L’aspetto più singolare di questo capolavoro è l’atmosfera di malinconia tragica che grava su tutti i volti dei personaggi raffigurati.

«Essi sembrano voler prefigurare la sorte della città che sta per essere ingoiata da un oceano di fuoco, ma anche a preannunciarne una futura resurrezione raffigurata nella figura conclusiva del ciclo pittorico. L’ultima scena descrive, infatti, il momento in cui la tristezza si scioglie nella posa dinamica di una giovane donna nuda che danza con piedi lievi e cembali sonanti fra le dita. Proprio la nudità potrebbe esprimere la verità della conoscenza suprema culminante nella liberazione dell’iniziata che, raggiunta l’ebrezza, è pronta a ogni abbandono senza remore».

Chissà quali altri enigmi nasconde l’affresco!

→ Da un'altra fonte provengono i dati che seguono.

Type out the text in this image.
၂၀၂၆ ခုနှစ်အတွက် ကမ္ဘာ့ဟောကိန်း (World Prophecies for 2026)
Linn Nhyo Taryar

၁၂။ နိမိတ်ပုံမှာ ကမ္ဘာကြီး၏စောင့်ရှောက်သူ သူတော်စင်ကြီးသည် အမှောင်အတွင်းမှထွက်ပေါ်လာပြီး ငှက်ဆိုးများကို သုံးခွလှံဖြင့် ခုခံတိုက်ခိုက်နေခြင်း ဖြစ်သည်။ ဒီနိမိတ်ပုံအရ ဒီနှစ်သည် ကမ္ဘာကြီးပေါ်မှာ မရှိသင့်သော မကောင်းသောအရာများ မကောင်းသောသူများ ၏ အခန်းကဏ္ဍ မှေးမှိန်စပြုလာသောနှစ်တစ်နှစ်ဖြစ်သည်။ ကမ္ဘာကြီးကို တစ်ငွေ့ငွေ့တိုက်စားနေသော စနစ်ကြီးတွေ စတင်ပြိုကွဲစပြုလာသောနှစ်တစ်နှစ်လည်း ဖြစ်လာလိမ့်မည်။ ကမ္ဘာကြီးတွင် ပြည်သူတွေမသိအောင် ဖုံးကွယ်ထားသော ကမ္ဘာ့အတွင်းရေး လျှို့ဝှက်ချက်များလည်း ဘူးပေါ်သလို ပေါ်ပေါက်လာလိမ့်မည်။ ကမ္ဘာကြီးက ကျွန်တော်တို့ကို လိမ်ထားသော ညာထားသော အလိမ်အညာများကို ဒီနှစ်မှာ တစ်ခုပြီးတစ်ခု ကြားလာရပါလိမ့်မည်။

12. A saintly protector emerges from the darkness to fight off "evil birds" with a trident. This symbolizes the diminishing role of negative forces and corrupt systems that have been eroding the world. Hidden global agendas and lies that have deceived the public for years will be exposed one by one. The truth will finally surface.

«Le domande sono tante: quale sia stata la motivazione che ne ha giustificato la realizzazione in questa villa suburbana e quali segreti celi sui proprietari e sulla sua Domina, sono ulteriori inesplorabili enigmi! Segreti che lasceranno avanzare altre ipotesi ancora, non meno ardite forse e intriganti di quelle passate, contrarie comunque allo scopo che l’autore si prefiggeva. Sul mysterion graverà, difatti, freddo e insondabile il buio anche se mille occhi spieranno in ogni sua piega per svelarne la chiave. Perché tutto è commensurabile, anche la follia, ma nulla potrà mai colmare l’abisso in cui sprofonda l’incomprensibile generato dal delirio dell’ebbrezza».

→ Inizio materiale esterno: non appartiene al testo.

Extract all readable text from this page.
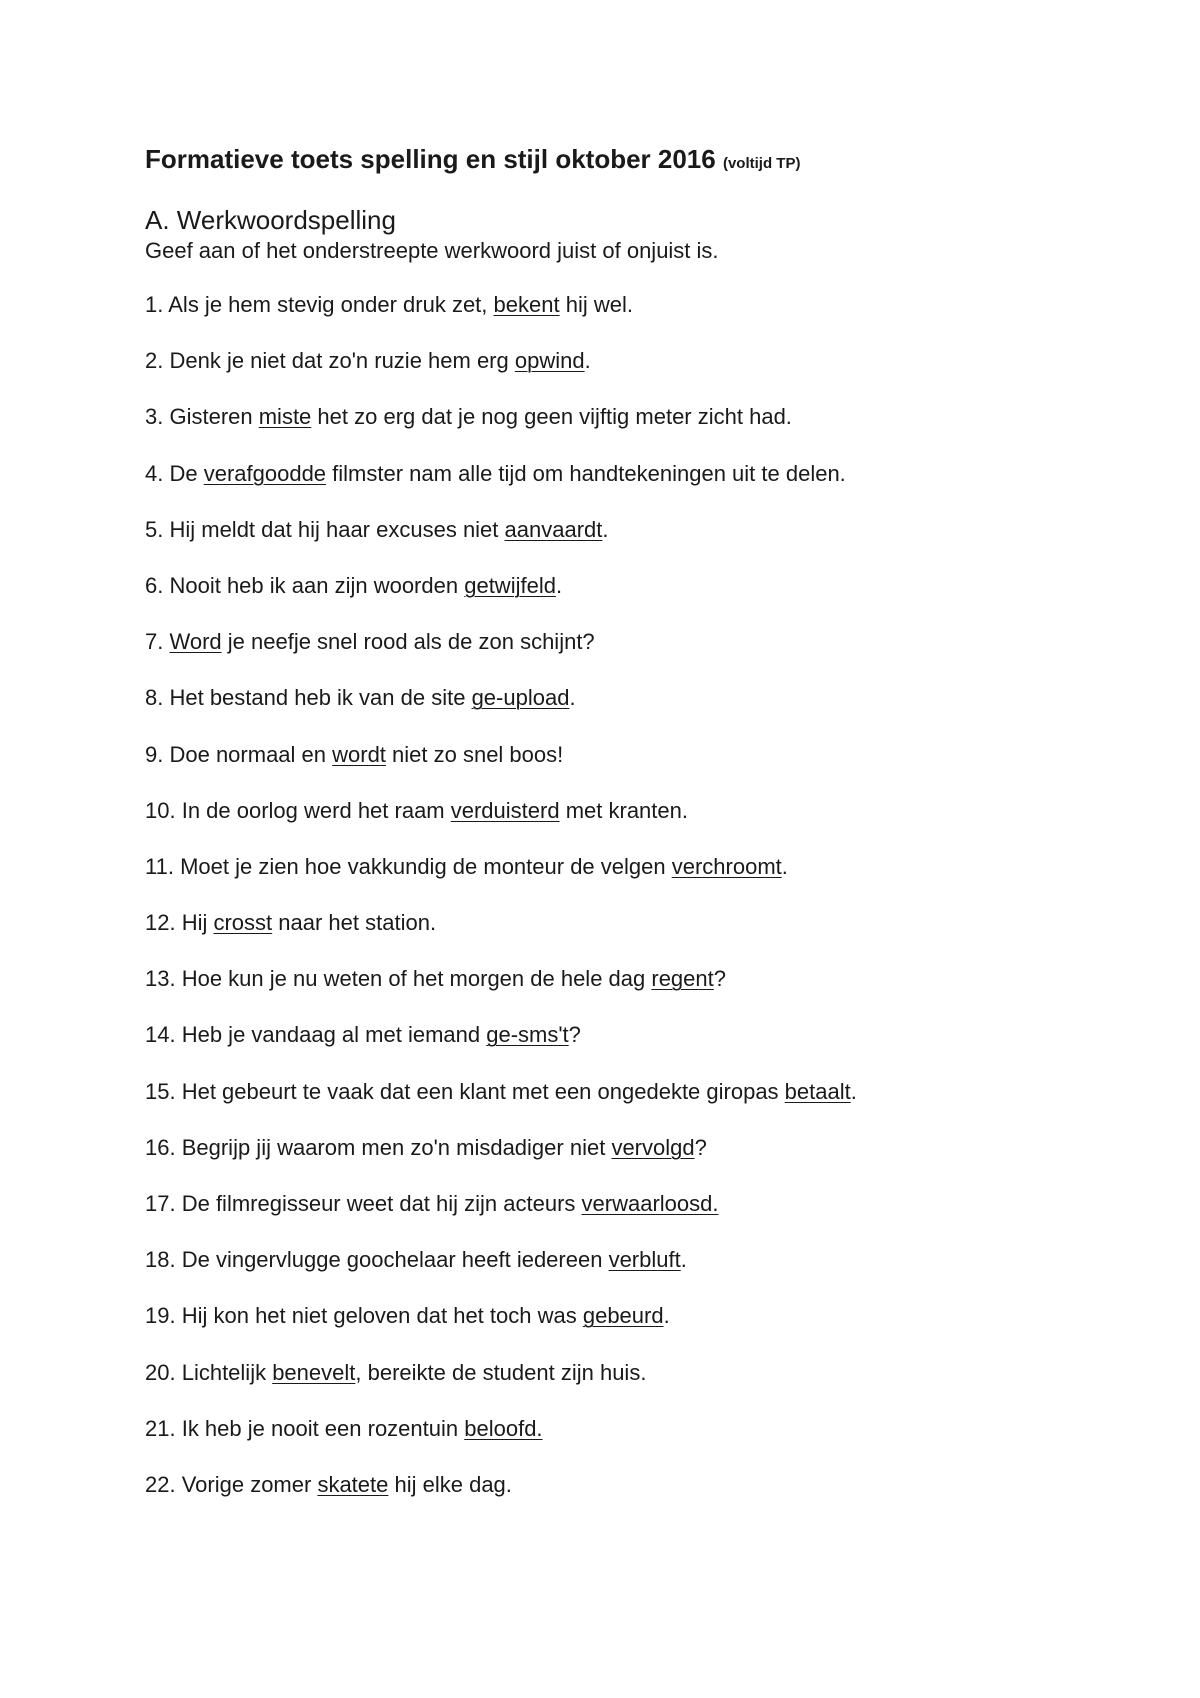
Formatieve toets spelling en stijl oktober 2016 (voltijd TP)
A. Werkwoordspelling

Geef aan of het onderstreepte werkwoord juist of onjuist is.

1. Als je hem stevig onder druk zet, bekent hij wel.
2. Denk je niet dat zo'n ruzie hem erg opwind.
3. Gisteren miste het zo erg dat je nog geen vijftig meter zicht had.
4. De verafgoodde filmster nam alle tijd om handtekeningen uit te delen.
5. Hij meldt dat hij haar excuses niet aanvaardt.
6. Nooit heb ik aan zijn woorden getwijfeld.
7. Word je neefje snel rood als de zon schijnt?
8. Het bestand heb ik van de site ge-upload.
9. Doe normaal en wordt niet zo snel boos!
10. In de oorlog werd het raam verduisterd met kranten.
11. Moet je zien hoe vakkundig de monteur de velgen verchroomt.
12. Hij crosst naar het station.
13. Hoe kun je nu weten of het morgen de hele dag regent?
14. Heb je vandaag al met iemand ge-sms't?
15. Het gebeurt te vaak dat een klant met een ongedekte giropas betaalt.
16. Begrijp jij waarom men zo'n misdadiger niet vervolgd?
17. De filmregisseur weet dat hij zijn acteurs verwaarloosd.
18. De vingervlugge goochelaar heeft iedereen verbluft.
19. Hij kon het niet geloven dat het toch was gebeurd.
20. Lichtelijk benevelt, bereikte de student zijn huis.
21. Ik heb je nooit een rozentuin beloofd.
22. Vorige zomer skatete hij elke dag.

Alla sua professione di comandante di lungo corso ha abbinato una corposa attività pubblicistico-editoriale.

«Il viaggio come professione lavorativa ha sempre prodotto nuova linfa vitale: nel senso che dai miei viaggi in giro per il mondo per “motivi lavorativi” sono nati libri che intrecciano geografie, mito e storia come: India mistica e misteriosa (2008), Sulle orme di Alessandro Magno (2009) e L’India nel cuore per Baldini e Castoldi (2012) premio letterario Albori 2012 e finalista al premio Rea 2013. Equatore, pubblicato nel marzo 2019 da Cairo Editore, L'Uzbekistan di Alessandro Magno (candidato al Premio Viareggio Rèpaci Ed. 2021), Racconti di viaggi geografie storie e cose (Sandro Teti Editore, 2021)».

Viaggiare è?

«Vivere, conoscere, maturare. Soprattutto quando i “misteri” diventano parte integrante. Come sotto la cenere di Pompei…».